Gesù, il pane della vita

Alla folla che gli chiede: «Signore, dacci sempre questo pane», Gesù risponde: «Io sono il pane della vita; chi viene a me non avrà fame» (Giovanni 6,35). L’affermazione di Gesù è decisamente innovativa. Nel mondo ebraico, la manna e la Torah erano chiamate il pane della vita. La manna era il pane disceso dal cielo, che aveva sostenuto e mantenuto in vita il popolo durante il lungo cammino nel deserto, fino all’arrivo nella terra promessa. Nel pensiero ebraico, tuttavia, era chiaro che il vero pane del cielo, che nutriva Israele, era la Legge, la Parola di Dio. Mosè ricorda al popolo che Dio «ti ha nutrito di manna… per farti capire che l’uomo non vive solo di pane, ma che l’uomo vive di quanto esce dalla bocca del Signore» (Deuteronomio 8,3). E la Sapienza invita: «Venite, mangiate il mio pane» (Proverbi 9,5). Un invito che si fa sempre più pressante tramite il profeta: «Perché spendete denaro per ciò che non è pane, il vostro denaro per ciò che non sazia?» (Isaia 55,2). Eccolo il pane del Signore, il pane di vita: la sua parola, la Torah.

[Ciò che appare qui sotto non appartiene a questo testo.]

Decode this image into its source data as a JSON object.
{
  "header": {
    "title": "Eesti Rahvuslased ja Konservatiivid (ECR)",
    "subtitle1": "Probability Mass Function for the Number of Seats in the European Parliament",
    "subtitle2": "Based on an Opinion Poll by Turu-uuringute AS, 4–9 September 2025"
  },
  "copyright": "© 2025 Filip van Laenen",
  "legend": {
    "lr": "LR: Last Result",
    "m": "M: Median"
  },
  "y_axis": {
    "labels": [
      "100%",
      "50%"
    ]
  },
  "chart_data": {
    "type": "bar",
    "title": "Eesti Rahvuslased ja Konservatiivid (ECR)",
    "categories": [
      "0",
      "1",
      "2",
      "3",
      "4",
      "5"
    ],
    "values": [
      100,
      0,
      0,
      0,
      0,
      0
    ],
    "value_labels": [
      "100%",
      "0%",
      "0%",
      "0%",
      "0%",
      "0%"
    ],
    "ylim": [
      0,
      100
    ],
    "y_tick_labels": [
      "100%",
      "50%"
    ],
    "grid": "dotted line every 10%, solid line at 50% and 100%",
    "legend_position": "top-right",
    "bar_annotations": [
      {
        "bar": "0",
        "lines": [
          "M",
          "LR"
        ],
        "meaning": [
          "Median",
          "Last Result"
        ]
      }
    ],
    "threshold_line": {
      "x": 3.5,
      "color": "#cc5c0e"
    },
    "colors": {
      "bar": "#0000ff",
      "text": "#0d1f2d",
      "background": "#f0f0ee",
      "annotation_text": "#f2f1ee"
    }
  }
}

Ebbene, quello che era attribuito alla manna e alla Legge, Gesù lo dice di sé. Anzi, si sostituisce a loro. È Gesù il vero pane disceso dal cielo, quel pane che, mangiato, garantisce pienezza di vita. La richiesta di darci oggi il nostro pane quotidiano non riguarda, dunque, un pane qualunque, ma un pane ben determinato.

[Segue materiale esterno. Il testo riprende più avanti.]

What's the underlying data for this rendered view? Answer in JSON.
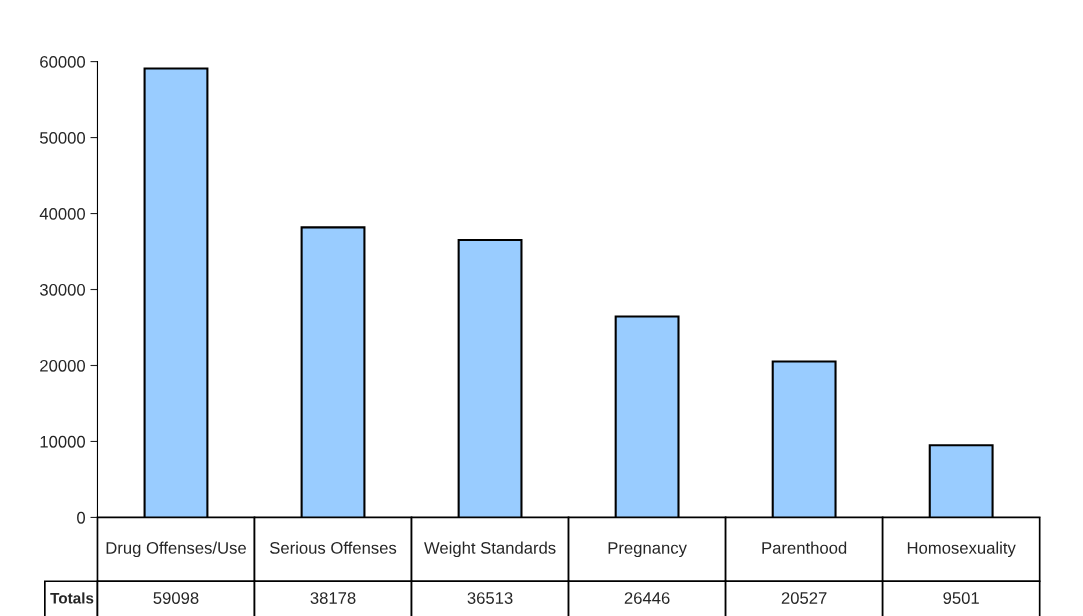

Ne abbiamo una conferma considerando un altro riferimento. Il termine greco che noi traduciamo con “quotidiano”, se risaliamo all’etimologia e alla corrispondente parola ebraica, significa “di domani”. Chiediamo, dunque, per “oggi”, il pane “di domani”. Ma qual è questo pane “di domani”? Lo troviamo, donato da Dio, nel Libro dell’Esodo.

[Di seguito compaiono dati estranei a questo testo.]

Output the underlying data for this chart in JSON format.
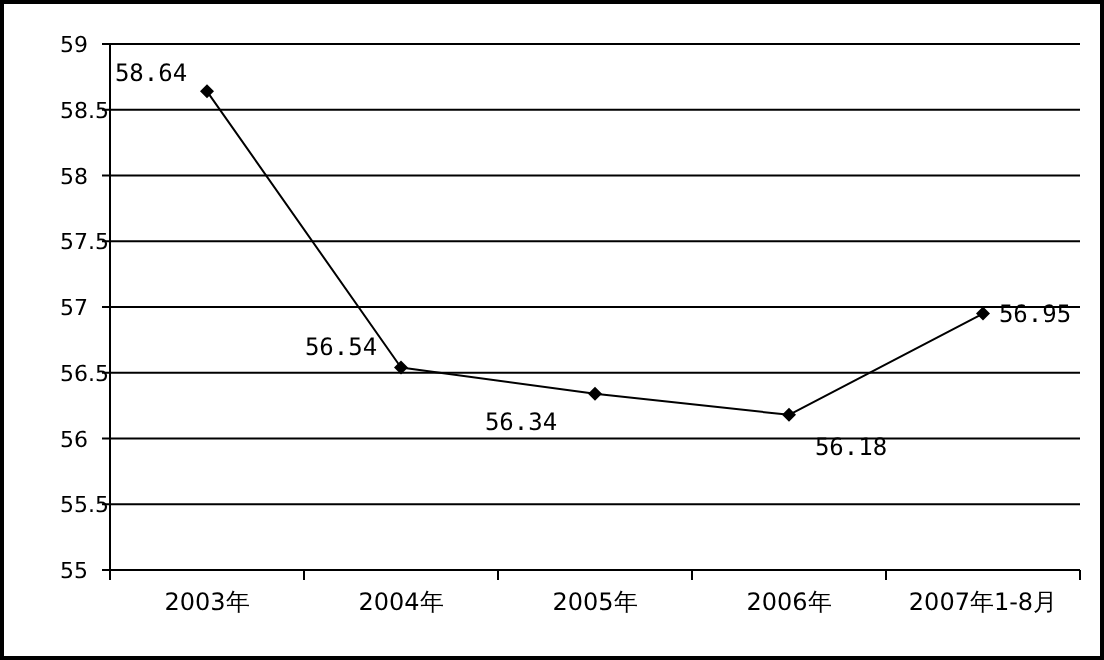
{
  "chart_data": {
    "type": "line",
    "categories": [
      "2003年",
      "2004年",
      "2005年",
      "2006年",
      "2007年1-8月"
    ],
    "values": [
      58.64,
      56.54,
      56.34,
      56.18,
      56.95
    ],
    "color": "#000000",
    "marker": "diamond",
    "line_style": "solid",
    "data_labels": true,
    "ylim": [
      55,
      59
    ],
    "yticks": [
      55,
      55.5,
      56,
      56.5,
      57,
      57.5,
      58,
      58.5,
      59
    ],
    "grid": "y"
  }
}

Gli Israeliti raccoglievano ogni giorno la porzione di manna che era loro necessaria. Eccetto il sabato, giorno sacro. Perciò il venerdì ne raccoglievano una porzione doppia. La particolarità della manna del sabato, raccolta di venerdì, aveva una caratteristica: non si deteriorava, durava nel tempo. E questo perché era il pane del sabato, e il sabato, per gli ebrei, è il giorno di Dio, che è eterno.

Nella richiesta del Padre nostro, noi domandiamo il pane del sabato. Ed è una richiesta che si ricollega al venerdì. Ma c’è un venerdì importante per il cristiano? È quello del sacrificio di Gesù sulla croce. Ma anche della cena pasquale di Gesù con i discepoli, avvenuta il giovedì sera che, per gli ebrei, è l’inizio del venerdì. In questa cena, Gesù offre il pane, quel pane unico che identifica con il suo corpo. È il pane eucaristico, il pane della vita, che ci permette di rivolgerci a Dio chiamandolo Abbà.

Quindi, chiedere “dacci oggi il nostro pane quotidiano”, cioè “dacci oggi il nostro pane di domani”, significa chiedere al Padre quel pane che è Cristo Signore, Parola inviata da Dio, che si è fatta carne e si consegna agli uomini quale “pane della vita”, pane che dona la vita.